In recent years, as a semiconductor device has been downsized, a double patterning technology has been developed. The double patterning technology is a technology for forming a minute circuit pattern, in which the circuit pattern to be formed is separated into two parts followed by exposure. As the double patterning technology, a method of forming a minute pattern using a sidewall as an etching mask has been known (see Japanese Patent Kokai Publication No. JP2001-156283A (Patent Document 1), for example).

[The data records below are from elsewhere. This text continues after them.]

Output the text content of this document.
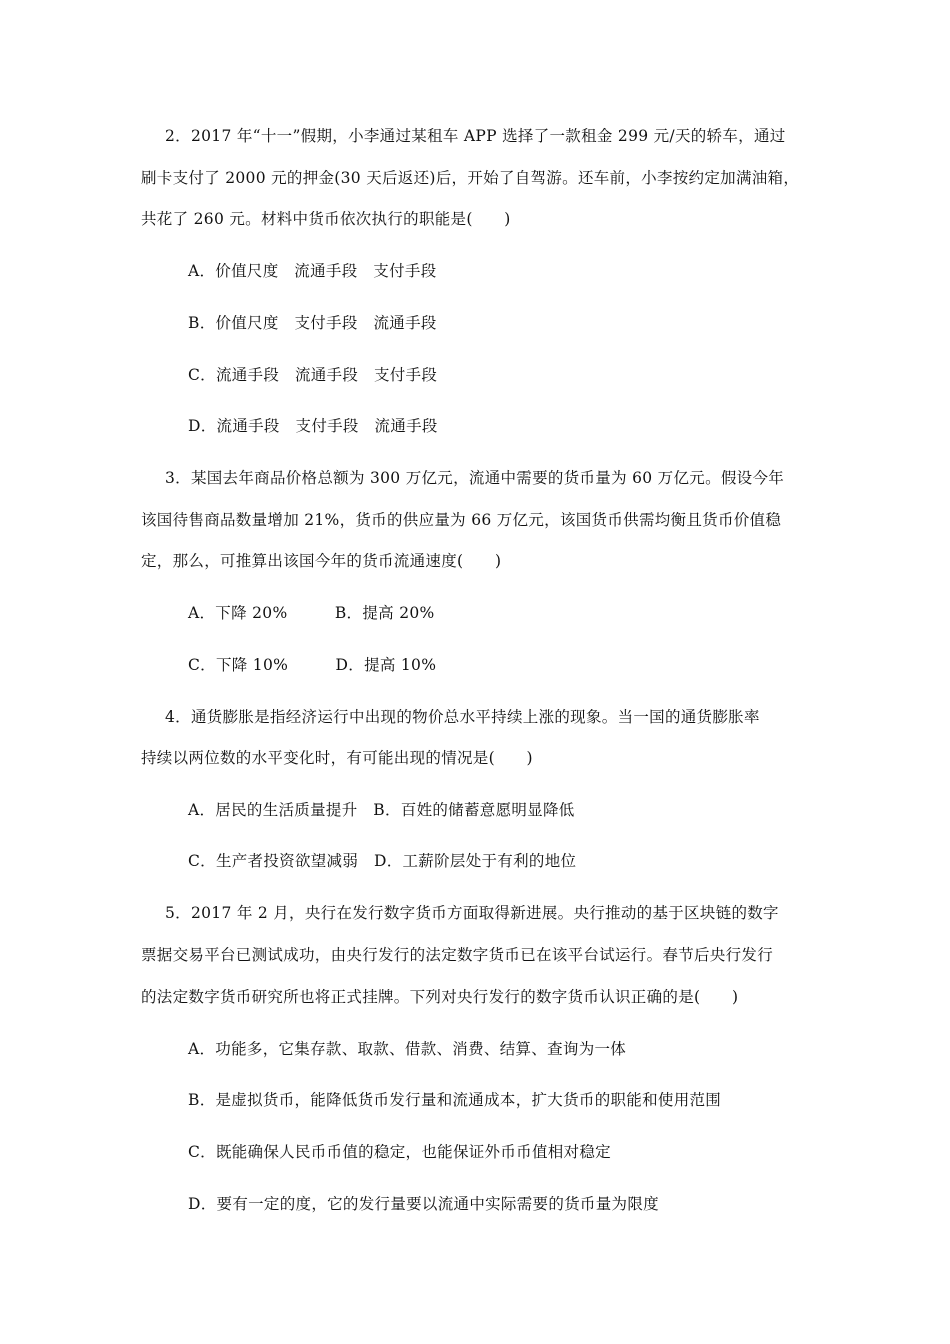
2．2017 年“十一”假期，小李通过某租车 APP 选择了一款租金 299 元/天的轿车，通过
刷卡支付了 2000 元的押金(30 天后返还)后，开始了自驾游。还车前，小李按约定加满油箱，
共花了 260 元。材料中货币依次执行的职能是(　　)
A．价值尺度　流通手段　支付手段
B．价值尺度　支付手段　流通手段
C．流通手段　流通手段　支付手段
D．流通手段　支付手段　流通手段
3．某国去年商品价格总额为 300 万亿元，流通中需要的货币量为 60 万亿元。假设今年
该国待售商品数量增加 21%，货币的供应量为 66 万亿元，该国货币供需均衡且货币价值稳
定，那么，可推算出该国今年的货币流通速度(　　)
A．下降 20%　　　B．提高 20%
C．下降 10%　　　D．提高 10%
4．通货膨胀是指经济运行中出现的物价总水平持续上涨的现象。当一国的通货膨胀率
持续以两位数的水平变化时，有可能出现的情况是(　　)
A．居民的生活质量提升　B．百姓的储蓄意愿明显降低
C．生产者投资欲望减弱　D．工薪阶层处于有利的地位
5．2017 年 2 月，央行在发行数字货币方面取得新进展。央行推动的基于区块链的数字
票据交易平台已测试成功，由央行发行的法定数字货币已在该平台试运行。春节后央行发行
的法定数字货币研究所也将正式挂牌。下列对央行发行的数字货币认识正确的是(　　)
A．功能多，它集存款、取款、借款、消费、结算、查询为一体
B．是虚拟货币，能降低货币发行量和流通成本，扩大货币的职能和使用范围
C．既能确保人民币币值的稳定，也能保证外币币值相对稳定
D．要有一定的度，它的发行量要以流通中实际需要的货币量为限度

FIGS. 21A to 22C illustrate schematic flowcharts (including figures corresponding to FIGS. 1(a)-(f) of Patent Document 1) to explain a method of forming a minute pattern according to a background art. In FIGS. 21A to 22C, (Z) figures on a left side are schematic top views of a semiconductor device. At the upper left of FIG. 21A, directions in the (Z) figures are shown. In the (Z) figures, a lateral (horizontal) direction corresponds to X axis, a vertical direction corresponds to Y axis, and a perpendicular direction to the surface corresponds to Z axis. The (X) figures at the central are schematic cross-sections along an X-X line of the (Z) figure on the left side, and the (Y) figures on the right side are schematic cross-sections along a Y-Y line of the (Z) figure. In FIG. 21A, a semiconductor substrate 91, a processing target layer 92 and a first dielectric interlayer 93 are stacked. Here, the background art will be explained giving an example of a method of forming the minute pattern of the processing target layer 92.

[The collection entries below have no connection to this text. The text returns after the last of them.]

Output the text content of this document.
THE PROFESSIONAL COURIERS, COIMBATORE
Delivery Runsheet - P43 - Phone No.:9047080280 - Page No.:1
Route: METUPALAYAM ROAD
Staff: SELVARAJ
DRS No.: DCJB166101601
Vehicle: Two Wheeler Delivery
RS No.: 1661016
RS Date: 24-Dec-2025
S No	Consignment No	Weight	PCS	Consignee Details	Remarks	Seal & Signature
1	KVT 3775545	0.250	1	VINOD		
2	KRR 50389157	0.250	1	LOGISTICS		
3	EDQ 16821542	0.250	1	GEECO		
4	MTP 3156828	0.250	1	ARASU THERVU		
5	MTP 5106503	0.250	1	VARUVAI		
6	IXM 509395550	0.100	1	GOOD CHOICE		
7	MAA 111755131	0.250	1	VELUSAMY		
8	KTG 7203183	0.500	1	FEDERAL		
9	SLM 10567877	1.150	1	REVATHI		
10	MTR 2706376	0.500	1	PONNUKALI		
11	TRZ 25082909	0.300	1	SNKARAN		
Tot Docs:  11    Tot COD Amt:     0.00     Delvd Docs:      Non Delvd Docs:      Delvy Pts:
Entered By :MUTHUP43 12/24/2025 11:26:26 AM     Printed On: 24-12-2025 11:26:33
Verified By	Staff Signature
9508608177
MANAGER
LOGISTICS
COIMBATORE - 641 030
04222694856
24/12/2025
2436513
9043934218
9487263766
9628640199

First, the first dielectric interlayer 93 is etched to make openings 94 on both sides, and therefore a dielectric interlayer line 93a is formed (FIG. 21B). Next, an etching mask layer 95 is formed on the processing target layer 92 and the dielectric interlayer line 93a (FIG. 21C). Next, sidewalls of the dielectric interlayer line 93a are formed by etching-back of the etching mask layer 95 (FIG. 21D). These sidewalls serve as etching masks 95a along side surfaces of the dielectric interlayer line 93a. Next, the dielectric interlayer line 93a between two etching masks 95a is removed by etching (FIG. 22A). Next, minute patterns 92a are formed by etching the processing target layer 92 using the etching masks 95a as masks (FIG. 22B). Lastly, the etching masks 95a are removed, and a second dielectric interlayer 96 is formed around the minute patterns (FIG. 22C).
The following analysis is given in view of the present disclosure.
In the method illustrated in FIGS. 21-22, as described in Patent Document 1, the etching mask 95a exists on the minute pattern 92a in the state illustrated in FIG. 22B. Because the thickness of the minute pattern 92a is equal to the thickness of the processing target layer 92, and the etching mask 95a is formed as the sidewall of the first dielectric interlayer 93, a total thickness t of the minute pattern 92a and etching mask 95a depends on a thickness of each layer (200 nm of the total thickness t, for example). Accordingly, the narrower the width w of the minute pattern 92a becomes (10 nm-30 nm of the width w, for example), the higher an aspect ratio (7 to 20 in the above example of the thickness t and width w, for example) of the combination pattern of the minute pattern 92a and etching mask 95a becomes.
Therefore, there is a probability that a combination pattern of the minute pattern 92a and the etching mask 95a becomes unstable so as to fall down. This may happen also in a state where only the etching mask is present as illustrated in FIG. 22A.